Surakarta, Jawa Tengah


Tari Gambyong

Tari Gambyong adalah salah satu bentuk dari tarian Jawa klasik yang berasal dari Surakarta dan biasanya dipertunjukan untuk menyambut tamu atau dipertunjukan dalam pagelaran seni. Nama tari gambyong tercantum dan diceritakan pada tahun 1788 hingga 1820 pada Serat Centhini yaitu sebuah kitab yang ditulis pada masa pemerintahan Pakubuwana IV dan Pakubuwana V sekitar tahun 1820 hingga 1823. Dalam Serat Centhini tersebut, disebutkan bahwa gambyong adalah tarian taledhek. Kemudian, salah seorang penata tari pada masa pemerintahan Pakubuwana IX (1861-1893) yang bernama K.R.M.T Wreksodiningrat membuat tarian rakyat gambyong agar dapat dipentaskan dan dipertunjukan dikalangan para bangsawan serta para priyayi.

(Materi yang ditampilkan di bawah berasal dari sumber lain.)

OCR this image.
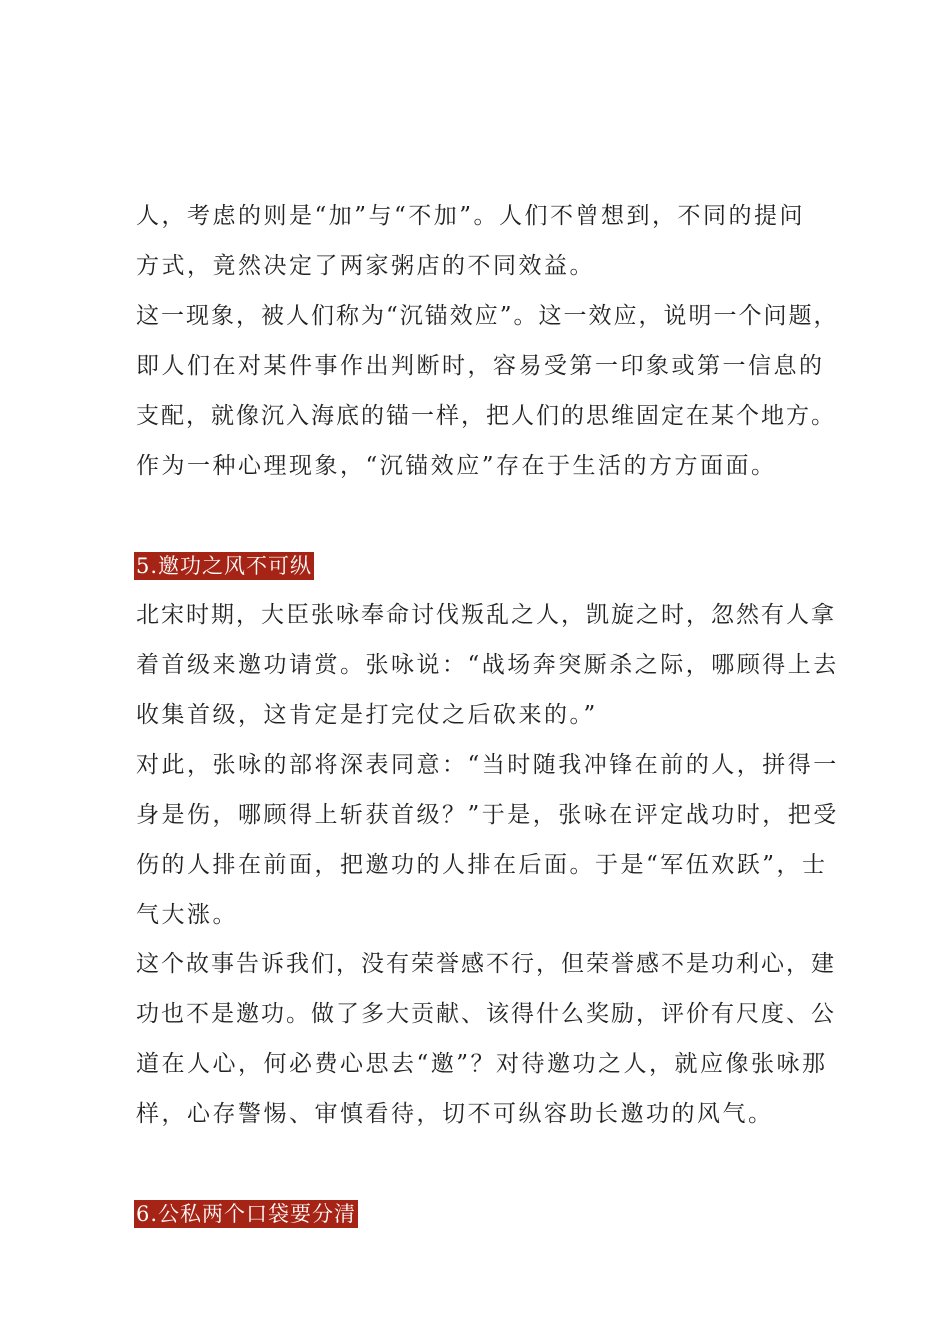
人，考虑的则是“加”与“不加”。人们不曾想到，不同的提问
方式，竟然决定了两家粥店的不同效益。
这一现象，被人们称为“沉锚效应”。这一效应，说明一个问题，
即人们在对某件事作出判断时，容易受第一印象或第一信息的
支配，就像沉入海底的锚一样，把人们的思维固定在某个地方。
作为一种心理现象，“沉锚效应”存在于生活的方方面面。
5.邀功之风不可纵
北宋时期，大臣张咏奉命讨伐叛乱之人，凯旋之时，忽然有人拿
着首级来邀功请赏。张咏说：“战场奔突厮杀之际，哪顾得上去
收集首级，这肯定是打完仗之后砍来的。”
对此，张咏的部将深表同意：“当时随我冲锋在前的人，拼得一
身是伤，哪顾得上斩获首级？”于是，张咏在评定战功时，把受
伤的人排在前面，把邀功的人排在后面。于是“军伍欢跃”，士
气大涨。
这个故事告诉我们，没有荣誉感不行，但荣誉感不是功利心，建
功也不是邀功。做了多大贡献、该得什么奖励，评价有尺度、公
道在人心，何必费心思去“邀”？对待邀功之人，就应像张咏那
样，心存警惕、审慎看待，切不可纵容助长邀功的风气。
6.公私两个口袋要分清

Menurut Nyi Bei Mardusari yang merupakan seorang seniwati dan juga seorang selir dari Sri Mangkunegara VII (1916-1944), gambyong biasa dipentaskan pada masa tersebut di hadapan para tamu yang berada di lingkungan istana Mangkunegaran. Perubahan yang penting terjadi sekitar tahun 1950, Nyi Bei Mintoraras yaitu seorang pelatih tari dari Istana Mangkunegaran pada masa Mangkunegara VIII membuat versi lain dari gambyong yang telah dibakukan dan kemudian versi tersebut dikenal sebagai Gambyong Pareanom.


Karakteristik Tari Gambyong


Tari Gambyong

Tari gambyong sebagai salah satu tarian yang khas dari pulau Jawa memiliki karakteristik serta ciri yang khas. Kekhasan tersebut dapat dilihat dari kostum, gerakan, iringan gamelan dan fungsi dari tari gambyong. Secara garis besar, karakteristik dan ciri dari tari gambyong adalah sebagai berikut :

  • Pakaian yang digunakan oleh penari memiliki nuansa warna kuning serta hijau.
  • Warna-warna tersebut adalah simbol dari kemakmuran maupun kesuburan.
  • Sebelum tari gambyong dimulai, pertunjukan selalu dibuka dengan gendhing pangkur.
  • eknik gerak, irama, iringan tari serta pola dari kendhangan tari akan menampilkan karakter tari yang kenes, kewes, luwes, serta tregel.